Iterators and generators are very important concepts in Python, and I’m going to talk about my own understanding of what I’ve learned recently.

The iterator

There are many containers in Python, such as lists, tuples, dictionaries, collections, etc. Containers can be intuitively thought of as units of multiple elements together. All containers are iterable.

We usually use the for in statement to enumerate iterable objects. The underlying mechanism is:

Iterables, on the other hand, return an iterator via the iter() function, which provides a next method. By calling this method, you either get the next object in the container, or you get a StopIteration error.

Here’s an example:

>>> items = [1.2.3]
>>> # Get the iterator
>>> it = iter(items) # Invokes items.__iter__()
>>> # Run the iterator
>>> next(it) # Invokes it.__next__()
1
>>> next(it)
2
>>> next(it)
3
>>> next(it)
Traceback (most recent call last):
    File "<stdin>", line 1.in <module>
StopIteration
>>>
Copy the code

To manually traverse the iterable, use the next() function and catch the StopIteration exception in your code.

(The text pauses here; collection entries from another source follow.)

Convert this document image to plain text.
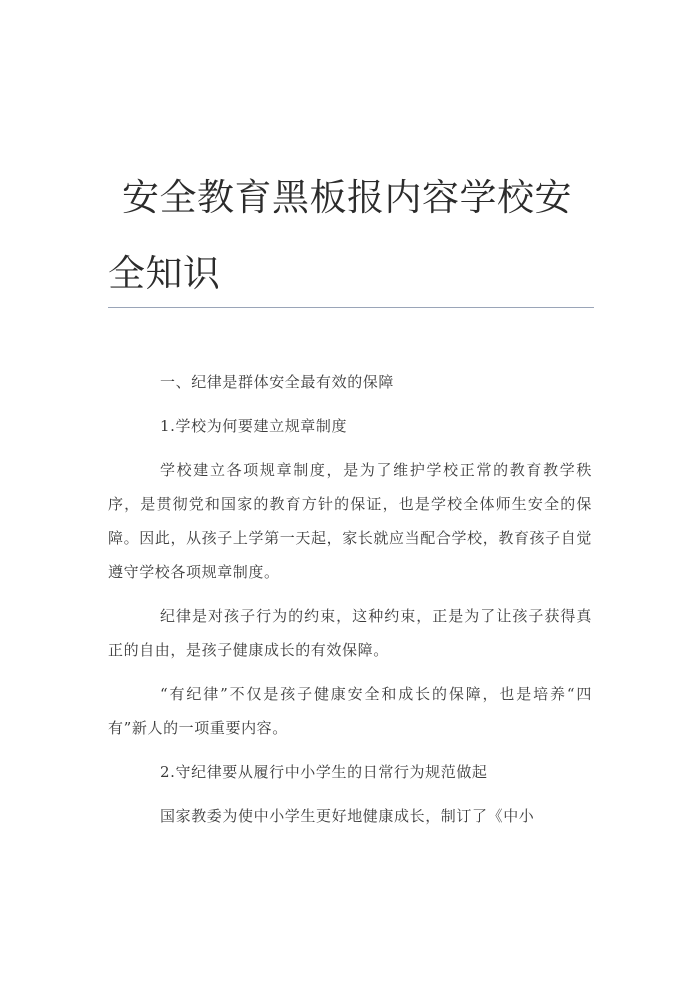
安全教育黑板报内容学校安全知识

一、纪律是群体安全最有效的保障

1.学校为何要建立规章制度

学校建立各项规章制度，是为了维护学校正常的教育教学秩序，是贯彻党和国家的教育方针的保证，也是学校全体师生安全的保障。因此，从孩子上学第一天起，家长就应当配合学校，教育孩子自觉遵守学校各项规章制度。

纪律是对孩子行为的约束，这种约束，正是为了让孩子获得真正的自由，是孩子健康成长的有效保障。

“有纪律”不仅是孩子健康安全和成长的保障，也是培养“四有”新人的一项重要内容。

2.守纪律要从履行中小学生的日常行为规范做起

国家教委为使中小学生更好地健康成长，制订了《中小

In most cases, we will use a for loop to traverse an iterable. Occasionally, however, more precise control of iterations is needed, and it is important to understand the underlying iteration mechanism.

The generator

A generator is simply a lazy version of an iterator.

The advantage over iterators is that generators don’t use as much memory as iterators. For example, declaring an iterator: [I for I in range(100000000)] would declare a list of 100 million elements, each of which would be stored in memory after generation. But we probably don’t need to save that much stuff. We just want the next variable to be generated when you use the next() function, so the generator comes out, which in Python is written as (I for I in range(100000000)).

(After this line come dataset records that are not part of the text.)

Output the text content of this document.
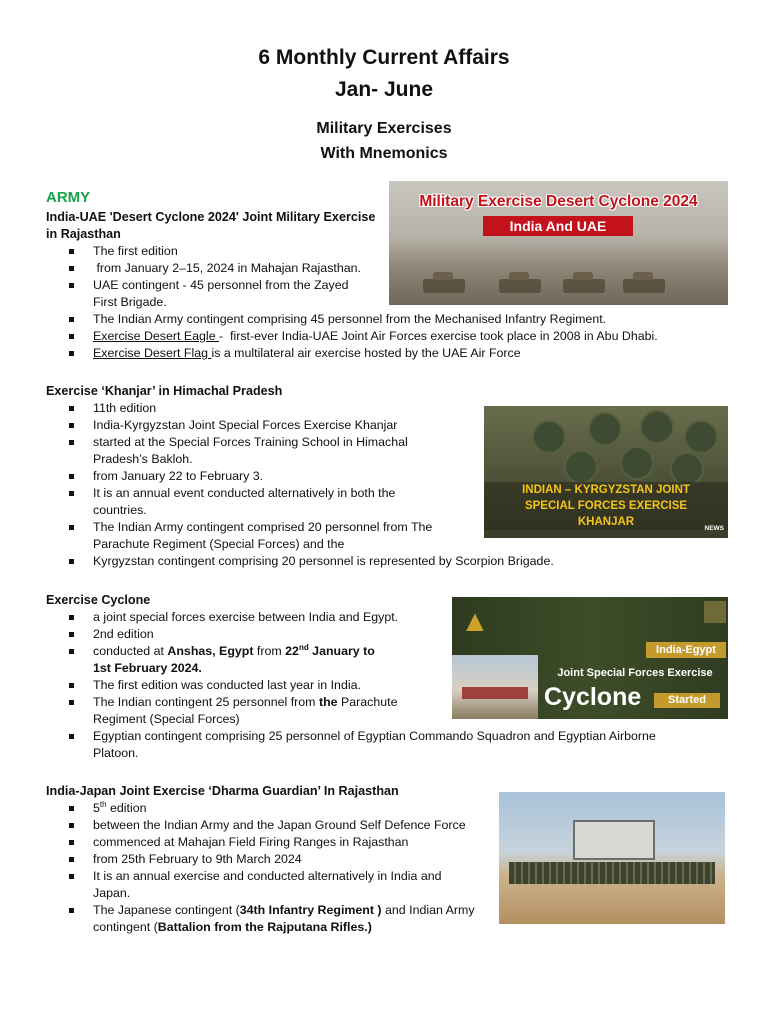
6 Monthly Current Affairs
Jan- June
Military Exercises
With Mnemonics
ARMY
India-UAE 'Desert Cyclone 2024' Joint Military Exercise
in Rajasthan
The first edition
from January 2–15, 2024 in Mahajan Rajasthan.
UAE contingent - 45 personnel from the Zayed
First Brigade.
The Indian Army contingent comprising 45 personnel from the Mechanised Infantry Regiment.
Exercise Desert Eagle -  first-ever India-UAE Joint Air Forces exercise took place in 2008 in Abu Dhabi.
Exercise Desert Flag is a multilateral air exercise hosted by the UAE Air Force
Military Exercise Desert Cyclone 2024
India And UAE
Exercise ‘Khanjar’ in Himachal Pradesh
11th edition
India-Kyrgyzstan Joint Special Forces Exercise Khanjar
started at the Special Forces Training School in Himachal
Pradesh’s Bakloh.
from January 22 to February 3.
It is an annual event conducted alternatively in both the
countries.
The Indian Army contingent comprised 20 personnel from The
Parachute Regiment (Special Forces) and the
Kyrgyzstan contingent comprising 20 personnel is represented by Scorpion Brigade.
INDIAN – KYRGYZSTAN JOINT
SPECIAL FORCES EXERCISE
KHANJAR
NEWS
Exercise Cyclone
a joint special forces exercise between India and Egypt.
2nd edition
conducted at Anshas, Egypt from 22nd January to
1st February 2024.
The first edition was conducted last year in India.
The Indian contingent 25 personnel from the Parachute
Regiment (Special Forces)
Egyptian contingent comprising 25 personnel of Egyptian Commando Squadron and Egyptian Airborne
Platoon.
▲
India-Egypt
Joint Special Forces Exercise
Cyclone	Started
India-Japan Joint Exercise ‘Dharma Guardian’ In Rajasthan
5th edition
between the Indian Army and the Japan Ground Self Defence Force
commenced at Mahajan Field Firing Ranges in Rajasthan
from 25th February to 9th March 2024
It is an annual exercise and conducted alternatively in India and
Japan.
The Japanese contingent (34th Infantry Regiment ) and Indian Army
contingent (Battalion from the Rajputana Rifles.)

In addition, generators can take other forms, such as a generator function that returns results to the next() method using the yield keyword. Here’s an example:

def frange(start, stop, increment):
    x = start
    while x < stop:
        yield x
        x += increment

for n in frange(0.2.0.5):
    print(n)

0
0.5
1.0
1.5
Copy the code

Generators have the following advantages over iterators:

  1. Reduce memory
  2. Delay calculation
  3. Effectively improve code readability

Some applications

There is a classic algorithm problem, given two sequences, determine whether the first is a subsequence of the second. Link to LeetCode: leetcode-cn.com/problems/is…

The usual practice is to maintain two Pointers to the beginning of both lists, and the second pointer sweeps all the way through, and if a number is the same as the first pointer, it moves forward until the first pointer finishes, returning True.

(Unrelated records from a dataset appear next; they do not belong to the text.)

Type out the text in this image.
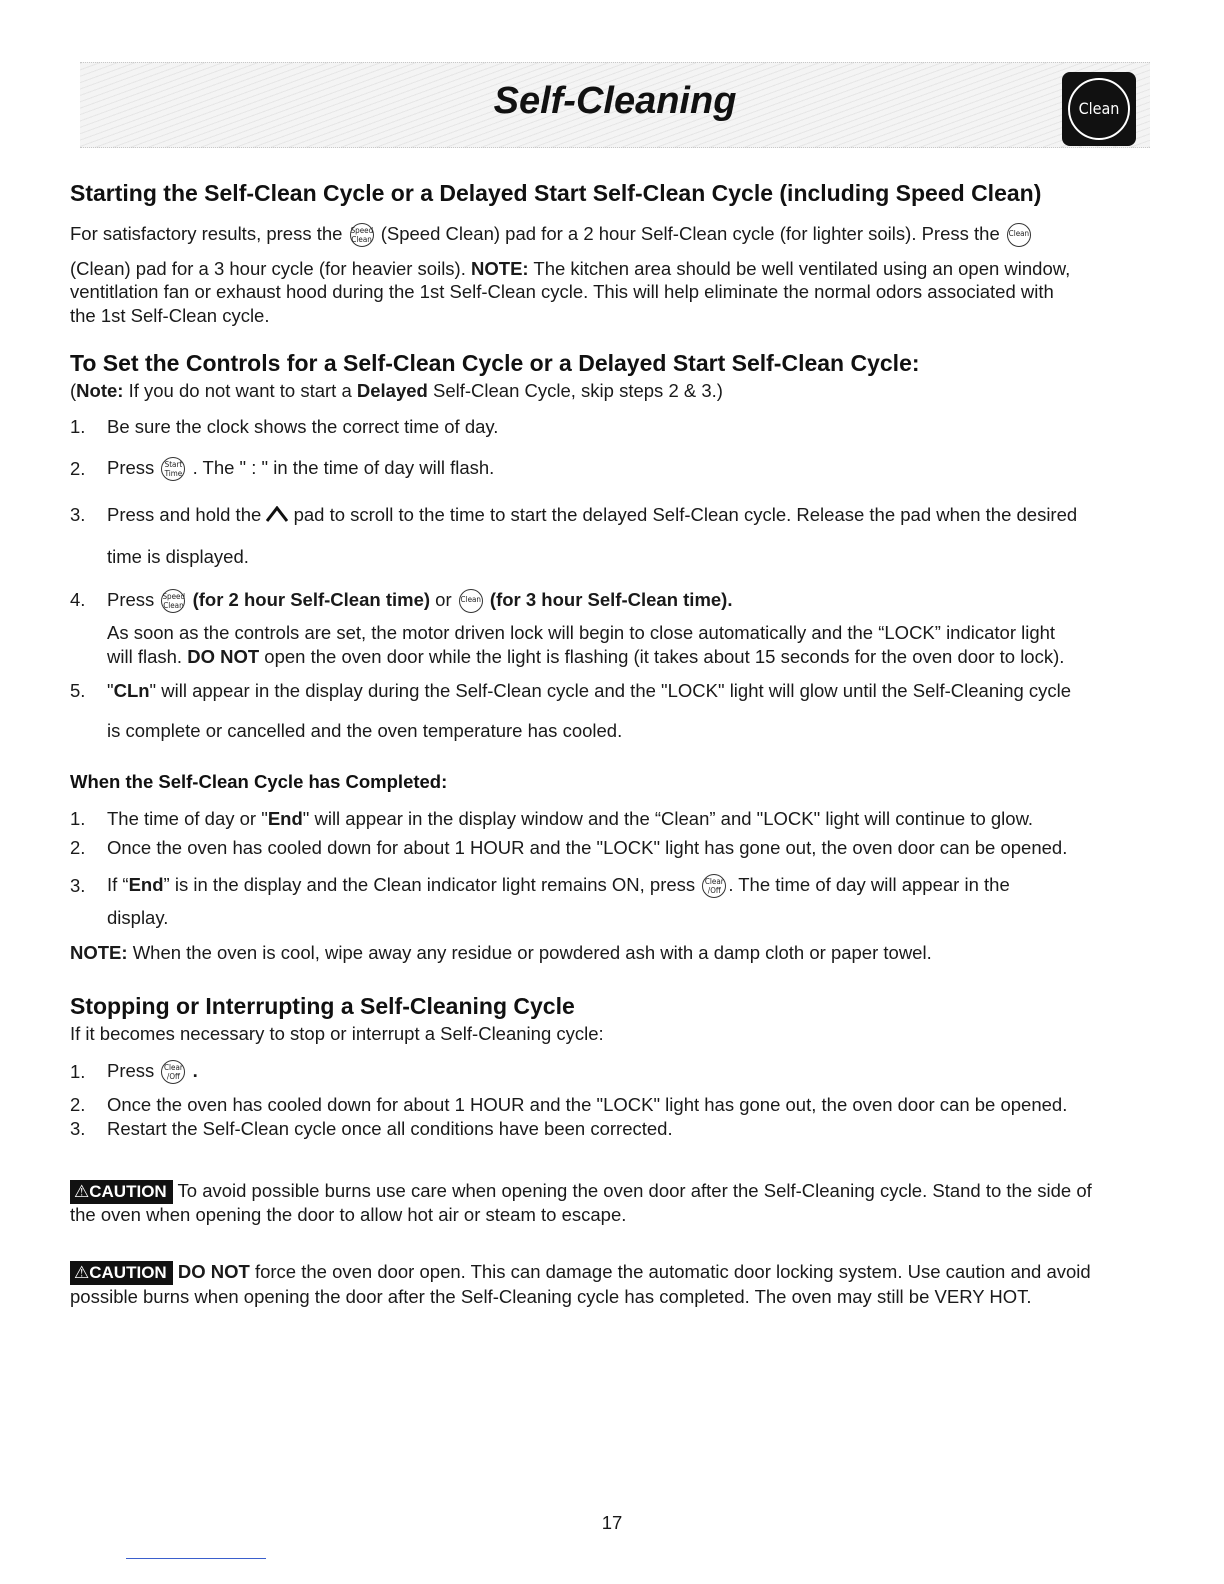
Self-Cleaning	Clean
Starting the Self-Clean Cycle or a Delayed Start Self-Clean Cycle (including Speed Clean)
For satisfactory results, press the Speed
Clean (Speed Clean) pad for a 2 hour Self-Clean cycle (for lighter soils). Press the Clean
(Clean) pad for a 3 hour cycle (for heavier soils). NOTE: The kitchen area should be well ventilated using an open window,
ventitlation fan or exhaust hood during the 1st Self-Clean cycle. This will help eliminate the normal odors associated with
the 1st Self-Clean cycle.
To Set the Controls for a Self-Clean Cycle or a Delayed Start Self-Clean Cycle:
(Note: If you do not want to start a Delayed Self-Clean Cycle, skip steps 2 & 3.)
1. Be sure the clock shows the correct time of day.
2. Press Start
Time . The " : " in the time of day will flash.
3. Press and hold the pad to scroll to the time to start the delayed Self-Clean cycle. Release the pad when the desired
time is displayed.
4. Press Speed
Clean (for 2 hour Self-Clean time) or Clean (for 3 hour Self-Clean time).
As soon as the controls are set, the motor driven lock will begin to close automatically and the “LOCK” indicator light
will flash. DO NOT open the oven door while the light is flashing (it takes about 15 seconds for the oven door to lock).
5. "CLn" will appear in the display during the Self-Clean cycle and the "LOCK" light will glow until the Self-Cleaning cycle
is complete or cancelled and the oven temperature has cooled.
When the Self-Clean Cycle has Completed:
1. The time of day or "End" will appear in the display window and the “Clean” and "LOCK" light will continue to glow.
2. Once the oven has cooled down for about 1 HOUR and the "LOCK" light has gone out, the oven door can be opened.
3. If “End” is in the display and the Clean indicator light remains ON, press Clear
/Off . The time of day will appear in the
display.
NOTE: When the oven is cool, wipe away any residue or powdered ash with a damp cloth or paper towel.
Stopping or Interrupting a Self-Cleaning Cycle
If it becomes necessary to stop or interrupt a Self-Cleaning cycle:
1. Press Clear
/Off .
2. Once the oven has cooled down for about 1 HOUR and the "LOCK" light has gone out, the oven door can be opened.
3. Restart the Self-Clean cycle once all conditions have been corrected.
⚠CAUTION To avoid possible burns use care when opening the oven door after the Self-Cleaning cycle. Stand to the side of
the oven when opening the door to allow hot air or steam to escape.
⚠CAUTION DO NOT force the oven door open. This can damage the automatic door locking system. Use caution and avoid
possible burns when opening the door after the Self-Cleaning cycle has completed. The oven may still be VERY HOT.
17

This would take at least a dozen lines of code, but if we understood the generator, the solution would be extremely simple.

def is_subsequence(a, b): 
    b = iter(b)
    return all(i in b for i in a)

print(is_subsequence([1.3.5], [1.2.3.4.5]))
Copy the code

The second example is code readability.

Now there is a requirement to find the position of each word in a paragraph of text. Without generators:

def index_words(text):
    result = []
    if text:
        result.append(0)
    for index, letter in enumerate(text, 1) :if letter == ' ':
            result.append(index)
    return result
Copy the code

Using generators:

def index_words(text):
    if text:
        yield 0
    for index, letter in enumerate(text, 1) :if letter == ' ':
            yield index
Copy the code

Without generators, we see result.append(index) first and index second for each result. When using a generator, simply yield index without the distraction of the list append operation, we can see at a glance that the code is returning index.

As a final note, the only caveat to using a generator is that the generator can only be traversed once.